La solution retenue confirme une approche globale et comparative des situations respectives. La cour affirme que « la prestation qu’un époux peut être tenu de verser à l’autre est destinée à compenser, autant qu’il est possible, la disparité que la rupture du mariage crée dans les conditions de vie ». Elle retient le montant de 35 000 euros après un examen détaillé des éléments de l’espèce. Concernant l’enfant majeur, elle rappelle que l’obligation « se poursuit au bénéfice de l’enfant majeur dans le besoin ou demeuré à charge » et fixe la contribution à 90 euros. L’arrêt illustre la marge d’appréciation des juges du fond dans l’application des critères légaux.

**L’appréciation souveraine des disparités post-divorce**

L’arrêt démontre une application concrète des critères de l’article 271 du Code civil. Les juges procèdent à une comparaison dynamique des situations. Ils relèvent la durée du mariage, trente et un ans, et l’âge des époux. Ils constatent que la mère a interrompu sa carrière pour l’éducation des quatre enfants. Cette interruption aura un impact sur ses droits à retraite. La cour note que ce choix « aura des conséquences non négligeables » et le considère comme un facteur de disparité. L’époux a eu une carrière continue et stable. Sa situation de concubinage stable est aussi prise en compte. La décision montre que les juges évaluent l’ensemble des paramètres présents et futurs.

Le pouvoir souverain des juges du fond s’exerce dans la pondération des éléments.
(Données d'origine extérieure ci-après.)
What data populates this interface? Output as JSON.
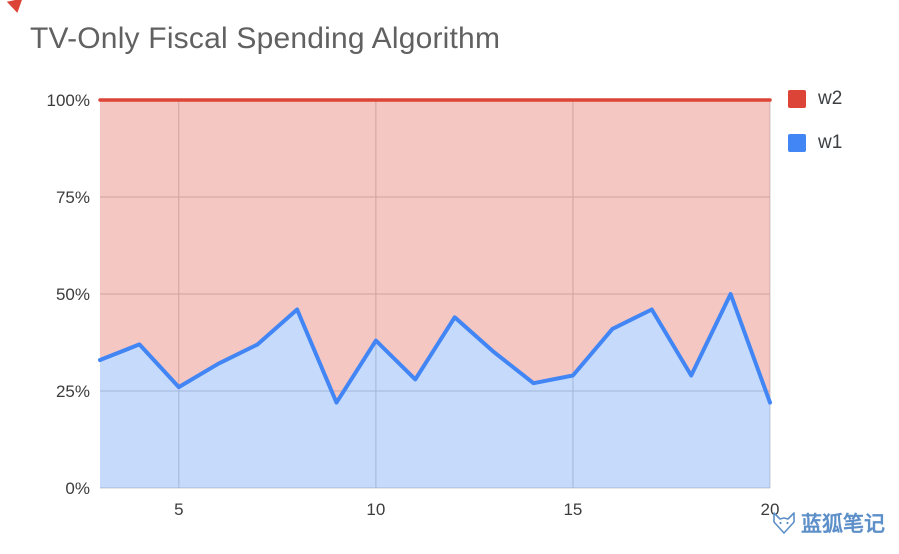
{
  "page": {
    "title": "TV-Only Fiscal Spending Algorithm",
    "background": "#ffffff"
  },
  "legend": {
    "items": [
      {
        "label": "w2",
        "color": "#db4437"
      },
      {
        "label": "w1",
        "color": "#4285f4"
      }
    ]
  },
  "watermark": {
    "text": "蓝狐笔记",
    "color": "#5d8fc9"
  },
  "chart_data": {
    "type": "area",
    "stacked": true,
    "title": "TV-Only Fiscal Spending Algorithm",
    "x": [
      3,
      4,
      5,
      6,
      7,
      8,
      9,
      10,
      11,
      12,
      13,
      14,
      15,
      16,
      17,
      18,
      19,
      20
    ],
    "series": [
      {
        "name": "w2",
        "color": "#db4437",
        "fill": "rgba(219,68,55,0.30)",
        "values": [
          67,
          63,
          74,
          68,
          63,
          54,
          78,
          62,
          72,
          56,
          65,
          73,
          71,
          59,
          54,
          71,
          50,
          78
        ]
      },
      {
        "name": "w1",
        "color": "#4285f4",
        "fill": "rgba(66,133,244,0.30)",
        "values": [
          33,
          37,
          26,
          32,
          37,
          46,
          22,
          38,
          28,
          44,
          35,
          27,
          29,
          41,
          46,
          29,
          50,
          22
        ]
      }
    ],
    "xlim": [
      3,
      20
    ],
    "ylim": [
      0,
      100
    ],
    "x_ticks": [
      5,
      10,
      15,
      20
    ],
    "y_ticks": [
      0,
      25,
      50,
      75,
      100
    ],
    "y_tick_labels": [
      "0%",
      "25%",
      "50%",
      "75%",
      "100%"
    ],
    "grid": true,
    "legend_position": "right",
    "gridline_color": "#cccccc",
    "tick_label_color": "#3c3c3c"
  }
}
La cour écarte l’argument du licenciement et des problèmes de santé du père. Elle estime qu’il ne rapporte pas la preuve d’une incidence sur son activité. Elle relève aussi l’absence de production de pièces sur sa situation actuelle. Inversement, elle retient la reprise d’activité modeste de la mère. Ses revenus restent très inférieurs à ceux du mari. L’analyse comparative est globale. Elle intègre les patrimoines, ici un immeuble commun, et les conditions de logement. La fixation du capital à 35 000 euros résulte de cette appréciation souveraine. Elle ne peut être remise en cause que pour dénaturation.

**La modulation de l’obligation alimentaire envers l’enfant majeur**

La cour rappelle le principe de la prolongation de l’obligation alimentaire. L’article 371-2 du Code civil impose aux parents de contribuer selon les besoins de l’enfant et leurs ressources. Cette obligation persiste pour l’enfant majeur demeuré à charge. La décision précise les conditions de cette charge. L’enfant suit une formation en alternance et perçoit une indemnisation. Mais son montant n’est pas déterminable avec précision. Les juges en déduisent qu’elle « n’est que partiellement en mesure de faire face à ses besoins ». La résidence au domicile maternel confirme sa dépendance. La cour opère ainsi une appréciation in concreto de la notion de besoin.

La fixation du montant de la pension illustre la recherche d’équilibre. La première instance avait retenu 150 euros. La cour d’appel réduit cette somme à 90 euros. Elle procède à une pondération entre les ressources du père et les besoins réels de la fille. Les juges tiennent compte des revenus modestes des deux parents. Ils estiment que la contribution doit être adaptée à la situation spécifique. La formation en alternance crée un besoin atténué. L’enfant n’est plus entièrement à charge mais ne dispose pas d’une autonomie financière. La décision montre une application nuancée du principe. Elle évite à la fois la suppression de la pension et le maintien d’un montant trop élevé.

Source : Cour de cassation – Base Open Data « Judilibre » & « Légifrance ».